Pimavanserin: A Friend or Foe in Parkinson Disease Psychosis

Patients with Parkinson disease (PD) are at an increased risk of developing dementia and resulting behavioral abnormalities, including psychosis. The diagnostic criteria for PD psychosis recognize a spectrum of neuropsychiatric abnormalities that progressively worsen over time.1 Early in the disease, patients may experience illusions, passage, or the presence hallucinations and pareidolia often with preserved insight. As the disease progresses, well-formed visual hallucinations, delusions, and loss of insight create a challenge.2 A significant percentage of patients with PD experience dementia and psychosis.
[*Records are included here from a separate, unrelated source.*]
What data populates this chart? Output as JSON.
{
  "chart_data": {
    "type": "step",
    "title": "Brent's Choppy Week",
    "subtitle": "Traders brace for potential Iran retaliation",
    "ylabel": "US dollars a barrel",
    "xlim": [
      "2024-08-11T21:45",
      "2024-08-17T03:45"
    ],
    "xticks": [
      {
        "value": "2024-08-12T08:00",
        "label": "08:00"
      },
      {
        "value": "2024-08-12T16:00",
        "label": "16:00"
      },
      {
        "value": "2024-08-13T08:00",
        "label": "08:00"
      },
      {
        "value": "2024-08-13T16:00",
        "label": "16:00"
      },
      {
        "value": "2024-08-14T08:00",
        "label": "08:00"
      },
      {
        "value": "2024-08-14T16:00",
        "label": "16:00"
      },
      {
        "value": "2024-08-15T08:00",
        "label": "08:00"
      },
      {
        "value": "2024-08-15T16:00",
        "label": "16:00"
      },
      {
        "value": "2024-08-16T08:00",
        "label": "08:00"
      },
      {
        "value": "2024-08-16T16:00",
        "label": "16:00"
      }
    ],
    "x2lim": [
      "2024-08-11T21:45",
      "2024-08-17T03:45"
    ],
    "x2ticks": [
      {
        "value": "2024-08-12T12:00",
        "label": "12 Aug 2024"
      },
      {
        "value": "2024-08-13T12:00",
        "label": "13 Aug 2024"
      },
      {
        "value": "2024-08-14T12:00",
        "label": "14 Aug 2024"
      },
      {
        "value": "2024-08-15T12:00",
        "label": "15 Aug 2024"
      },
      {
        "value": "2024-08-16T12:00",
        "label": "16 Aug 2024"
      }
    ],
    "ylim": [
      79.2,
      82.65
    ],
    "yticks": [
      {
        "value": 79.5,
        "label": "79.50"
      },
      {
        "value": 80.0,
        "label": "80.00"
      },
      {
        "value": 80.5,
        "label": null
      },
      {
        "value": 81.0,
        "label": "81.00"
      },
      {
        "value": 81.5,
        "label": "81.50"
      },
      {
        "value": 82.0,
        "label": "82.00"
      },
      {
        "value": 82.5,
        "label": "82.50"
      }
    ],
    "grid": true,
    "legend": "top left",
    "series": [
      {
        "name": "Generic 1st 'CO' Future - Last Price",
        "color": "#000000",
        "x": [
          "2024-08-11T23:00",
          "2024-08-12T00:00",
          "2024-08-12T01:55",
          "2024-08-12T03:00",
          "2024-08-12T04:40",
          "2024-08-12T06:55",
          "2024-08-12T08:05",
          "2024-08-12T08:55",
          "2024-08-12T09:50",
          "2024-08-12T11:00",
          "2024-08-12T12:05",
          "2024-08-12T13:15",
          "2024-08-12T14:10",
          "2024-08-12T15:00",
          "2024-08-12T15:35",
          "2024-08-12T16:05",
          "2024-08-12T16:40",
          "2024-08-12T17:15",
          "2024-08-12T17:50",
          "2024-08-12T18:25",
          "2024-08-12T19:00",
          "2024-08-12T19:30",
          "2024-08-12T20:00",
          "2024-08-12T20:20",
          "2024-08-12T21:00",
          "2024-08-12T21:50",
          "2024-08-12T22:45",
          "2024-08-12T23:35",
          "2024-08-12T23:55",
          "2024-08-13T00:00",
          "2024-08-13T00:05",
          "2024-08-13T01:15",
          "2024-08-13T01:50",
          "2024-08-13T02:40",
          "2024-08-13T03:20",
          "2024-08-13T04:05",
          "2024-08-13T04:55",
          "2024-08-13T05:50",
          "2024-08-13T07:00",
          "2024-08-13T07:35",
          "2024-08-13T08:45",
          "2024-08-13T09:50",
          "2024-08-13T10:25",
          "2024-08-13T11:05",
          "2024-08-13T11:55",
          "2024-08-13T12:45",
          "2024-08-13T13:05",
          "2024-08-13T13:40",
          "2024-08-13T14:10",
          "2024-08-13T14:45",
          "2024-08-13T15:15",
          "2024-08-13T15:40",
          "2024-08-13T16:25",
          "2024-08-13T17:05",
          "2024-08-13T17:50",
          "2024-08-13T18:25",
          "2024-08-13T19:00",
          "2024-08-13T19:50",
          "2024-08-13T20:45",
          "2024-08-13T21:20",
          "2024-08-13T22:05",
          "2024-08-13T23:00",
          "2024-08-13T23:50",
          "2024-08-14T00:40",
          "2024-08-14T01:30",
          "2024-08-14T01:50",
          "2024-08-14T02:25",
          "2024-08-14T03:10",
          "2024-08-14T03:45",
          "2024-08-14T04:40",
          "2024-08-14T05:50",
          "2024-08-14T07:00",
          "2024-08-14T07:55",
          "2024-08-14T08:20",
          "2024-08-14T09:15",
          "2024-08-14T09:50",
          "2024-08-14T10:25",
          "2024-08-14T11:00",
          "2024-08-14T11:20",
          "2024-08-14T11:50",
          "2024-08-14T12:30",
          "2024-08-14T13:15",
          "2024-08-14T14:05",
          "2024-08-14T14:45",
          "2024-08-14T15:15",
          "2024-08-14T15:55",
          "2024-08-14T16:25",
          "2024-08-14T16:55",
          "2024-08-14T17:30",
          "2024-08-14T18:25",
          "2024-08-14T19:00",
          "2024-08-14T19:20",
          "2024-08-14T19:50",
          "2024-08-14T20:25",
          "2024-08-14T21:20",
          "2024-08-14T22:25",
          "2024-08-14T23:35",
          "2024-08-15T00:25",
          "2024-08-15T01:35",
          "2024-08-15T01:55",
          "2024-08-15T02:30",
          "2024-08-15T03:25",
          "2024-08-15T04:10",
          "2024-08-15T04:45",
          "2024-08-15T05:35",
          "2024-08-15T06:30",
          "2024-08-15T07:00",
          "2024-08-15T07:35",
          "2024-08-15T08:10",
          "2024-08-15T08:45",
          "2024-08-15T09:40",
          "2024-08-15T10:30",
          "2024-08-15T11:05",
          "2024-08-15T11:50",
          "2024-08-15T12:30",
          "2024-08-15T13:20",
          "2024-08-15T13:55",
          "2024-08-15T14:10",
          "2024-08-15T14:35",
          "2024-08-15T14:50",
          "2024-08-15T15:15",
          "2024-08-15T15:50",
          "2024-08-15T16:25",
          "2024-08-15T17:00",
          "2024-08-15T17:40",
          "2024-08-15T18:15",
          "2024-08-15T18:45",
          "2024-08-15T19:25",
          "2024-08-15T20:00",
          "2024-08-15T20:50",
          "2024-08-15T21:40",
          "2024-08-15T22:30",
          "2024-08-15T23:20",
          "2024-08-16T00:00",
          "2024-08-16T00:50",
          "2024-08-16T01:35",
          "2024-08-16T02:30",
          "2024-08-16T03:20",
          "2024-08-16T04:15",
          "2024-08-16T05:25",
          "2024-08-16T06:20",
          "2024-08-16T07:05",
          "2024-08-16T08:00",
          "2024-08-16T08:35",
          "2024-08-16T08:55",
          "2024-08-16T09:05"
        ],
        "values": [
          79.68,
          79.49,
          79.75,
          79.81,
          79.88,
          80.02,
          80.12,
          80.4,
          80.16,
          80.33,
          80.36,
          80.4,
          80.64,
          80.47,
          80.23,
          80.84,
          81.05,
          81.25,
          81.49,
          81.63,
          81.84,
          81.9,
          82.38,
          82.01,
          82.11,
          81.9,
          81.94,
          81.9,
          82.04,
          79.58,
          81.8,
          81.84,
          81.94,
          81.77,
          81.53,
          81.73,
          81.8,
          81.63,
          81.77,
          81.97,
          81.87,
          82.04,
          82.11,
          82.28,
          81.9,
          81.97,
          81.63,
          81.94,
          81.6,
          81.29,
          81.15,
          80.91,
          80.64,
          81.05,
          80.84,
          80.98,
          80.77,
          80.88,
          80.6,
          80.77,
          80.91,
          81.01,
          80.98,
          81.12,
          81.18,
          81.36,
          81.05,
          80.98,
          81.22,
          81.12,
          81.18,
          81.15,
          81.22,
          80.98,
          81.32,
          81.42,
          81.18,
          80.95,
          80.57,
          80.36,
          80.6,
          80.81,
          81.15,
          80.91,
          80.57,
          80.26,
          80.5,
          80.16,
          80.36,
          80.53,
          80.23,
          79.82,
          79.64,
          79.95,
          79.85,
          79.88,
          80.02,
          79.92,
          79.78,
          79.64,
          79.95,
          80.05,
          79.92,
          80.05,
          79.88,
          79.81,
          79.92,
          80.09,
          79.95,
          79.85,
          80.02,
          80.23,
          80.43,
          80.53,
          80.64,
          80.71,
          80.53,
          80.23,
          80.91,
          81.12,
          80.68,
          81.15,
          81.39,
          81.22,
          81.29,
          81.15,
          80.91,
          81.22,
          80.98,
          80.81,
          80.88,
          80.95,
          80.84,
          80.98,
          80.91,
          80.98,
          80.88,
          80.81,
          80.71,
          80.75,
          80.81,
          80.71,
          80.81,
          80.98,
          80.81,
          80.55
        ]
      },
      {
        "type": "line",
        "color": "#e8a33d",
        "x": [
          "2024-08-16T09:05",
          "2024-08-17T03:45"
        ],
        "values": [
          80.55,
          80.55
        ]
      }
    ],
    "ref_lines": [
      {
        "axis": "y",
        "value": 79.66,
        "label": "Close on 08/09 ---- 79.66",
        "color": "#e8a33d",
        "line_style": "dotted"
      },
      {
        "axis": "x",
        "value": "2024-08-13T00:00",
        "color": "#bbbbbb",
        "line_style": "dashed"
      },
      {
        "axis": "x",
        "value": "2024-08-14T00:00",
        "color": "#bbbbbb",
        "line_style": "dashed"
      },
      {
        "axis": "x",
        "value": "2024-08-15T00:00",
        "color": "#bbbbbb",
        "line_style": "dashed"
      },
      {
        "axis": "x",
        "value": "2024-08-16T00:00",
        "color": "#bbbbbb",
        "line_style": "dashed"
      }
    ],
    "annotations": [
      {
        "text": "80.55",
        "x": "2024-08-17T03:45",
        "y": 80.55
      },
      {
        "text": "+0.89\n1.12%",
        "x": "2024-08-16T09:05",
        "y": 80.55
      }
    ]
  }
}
A prospective longitudinal study showed that 78% of patients with PD developed dementia over the 8-year observational period.3 Another prospective longitudinal study of community-dwelling patients with PD over 12 years found that 60% developed hallucinations and delusions.4 Symptoms of PD psychosis are challenging to manage, often lead to out-of-home placement, and are associated with an economic burden.5 Atypical antipsychotics such as clozapine, quetiapine, and others in this category were the only treatment options until the Food and Drug Administration (FDA) approved pimavanserin,6 a serotonin (2A) receptor inverse agonist.7 However, there have been concerns about an increased risk of mortality associated with this drug.